1. Know your audience
This seems like a no-brainer, but oftentimes people omit this step and move straight to the technology. Knowing your audience: what they want to get out of the online portion of the event, what you hope they do online during the event, and what their relative technical expertise is are critical pieces to this puzzle and all should ultimately inform your event web strategy.
2. Use media to your advantage
There are lots of great social media tools that can enhance an in-person event, but you don’t have to do everything! (And you shouldn’t try to!) Pick a few tools and use them well.
3. Be creative AND flexible
Don’t be afraid to try something different – there is no set recipe for success. Plan ahead and try out new techniques for online engagement, but don’t be afraid to switch direction mid-stream. You never know what you’ll find on-the-ground at a conference site and you may need to change your strategy depending on people’s access to the Internet, their comfort with the tools, etc.
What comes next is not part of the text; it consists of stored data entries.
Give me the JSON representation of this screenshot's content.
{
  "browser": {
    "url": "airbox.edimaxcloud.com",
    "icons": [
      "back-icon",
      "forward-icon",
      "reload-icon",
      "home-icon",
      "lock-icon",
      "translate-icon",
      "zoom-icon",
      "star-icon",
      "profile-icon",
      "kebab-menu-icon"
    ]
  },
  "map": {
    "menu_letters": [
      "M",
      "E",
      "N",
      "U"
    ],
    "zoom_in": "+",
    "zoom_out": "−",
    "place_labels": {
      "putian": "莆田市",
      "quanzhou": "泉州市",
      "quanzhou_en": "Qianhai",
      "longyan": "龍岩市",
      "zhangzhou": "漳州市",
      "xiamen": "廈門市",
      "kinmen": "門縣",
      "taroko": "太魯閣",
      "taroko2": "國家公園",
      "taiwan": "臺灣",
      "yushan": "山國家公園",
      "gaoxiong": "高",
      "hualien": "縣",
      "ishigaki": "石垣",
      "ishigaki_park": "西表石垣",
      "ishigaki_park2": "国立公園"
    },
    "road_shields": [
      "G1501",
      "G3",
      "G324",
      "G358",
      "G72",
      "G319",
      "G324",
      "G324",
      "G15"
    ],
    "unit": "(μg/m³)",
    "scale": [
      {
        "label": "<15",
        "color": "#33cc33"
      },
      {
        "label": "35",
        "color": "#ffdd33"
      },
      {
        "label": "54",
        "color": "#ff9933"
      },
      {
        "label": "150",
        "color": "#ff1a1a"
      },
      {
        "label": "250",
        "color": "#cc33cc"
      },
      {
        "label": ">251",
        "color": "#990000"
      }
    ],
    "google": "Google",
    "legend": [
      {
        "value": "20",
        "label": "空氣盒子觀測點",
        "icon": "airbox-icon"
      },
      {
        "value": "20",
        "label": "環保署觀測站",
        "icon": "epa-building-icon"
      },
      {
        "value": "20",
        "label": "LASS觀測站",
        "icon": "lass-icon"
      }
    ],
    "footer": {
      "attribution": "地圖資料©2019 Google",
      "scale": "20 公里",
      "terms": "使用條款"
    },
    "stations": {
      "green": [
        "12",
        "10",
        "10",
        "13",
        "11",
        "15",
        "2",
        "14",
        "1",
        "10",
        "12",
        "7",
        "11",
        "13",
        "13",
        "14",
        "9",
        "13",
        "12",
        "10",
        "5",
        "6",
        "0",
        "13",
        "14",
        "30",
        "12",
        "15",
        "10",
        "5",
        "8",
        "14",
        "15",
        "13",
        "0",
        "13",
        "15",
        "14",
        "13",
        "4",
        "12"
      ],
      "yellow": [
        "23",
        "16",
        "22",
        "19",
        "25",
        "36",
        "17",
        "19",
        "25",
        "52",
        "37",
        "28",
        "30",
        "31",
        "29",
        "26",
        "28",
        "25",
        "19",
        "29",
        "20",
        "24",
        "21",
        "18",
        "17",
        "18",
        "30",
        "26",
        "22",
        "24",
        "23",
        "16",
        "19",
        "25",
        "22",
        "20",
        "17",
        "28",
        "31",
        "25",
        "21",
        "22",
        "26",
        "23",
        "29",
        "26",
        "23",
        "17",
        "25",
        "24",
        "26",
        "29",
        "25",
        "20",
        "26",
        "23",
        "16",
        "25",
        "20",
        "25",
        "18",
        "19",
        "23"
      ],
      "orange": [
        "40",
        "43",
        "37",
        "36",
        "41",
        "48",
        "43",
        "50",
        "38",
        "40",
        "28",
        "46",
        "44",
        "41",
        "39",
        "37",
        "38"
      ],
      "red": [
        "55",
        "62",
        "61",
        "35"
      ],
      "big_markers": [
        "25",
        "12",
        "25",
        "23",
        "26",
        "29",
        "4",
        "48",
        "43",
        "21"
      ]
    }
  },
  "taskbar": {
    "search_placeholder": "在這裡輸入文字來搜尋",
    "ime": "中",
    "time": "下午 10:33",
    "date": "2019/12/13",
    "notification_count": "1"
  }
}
4. Empower people, let them own the technology and the messages
You can’t do it all yourself, and you shouldn’t! Part of the fun of using online tools during an event is the way in which technology decentralizes communication and conversation across participants and presenters.
5. Have fun!
Just because an event is a professional activity doesn’t mean it can’t be fun. Using online tools to explore the conference culture, the side conversations, the jokes, and the social experience is a great way to break up more dense content.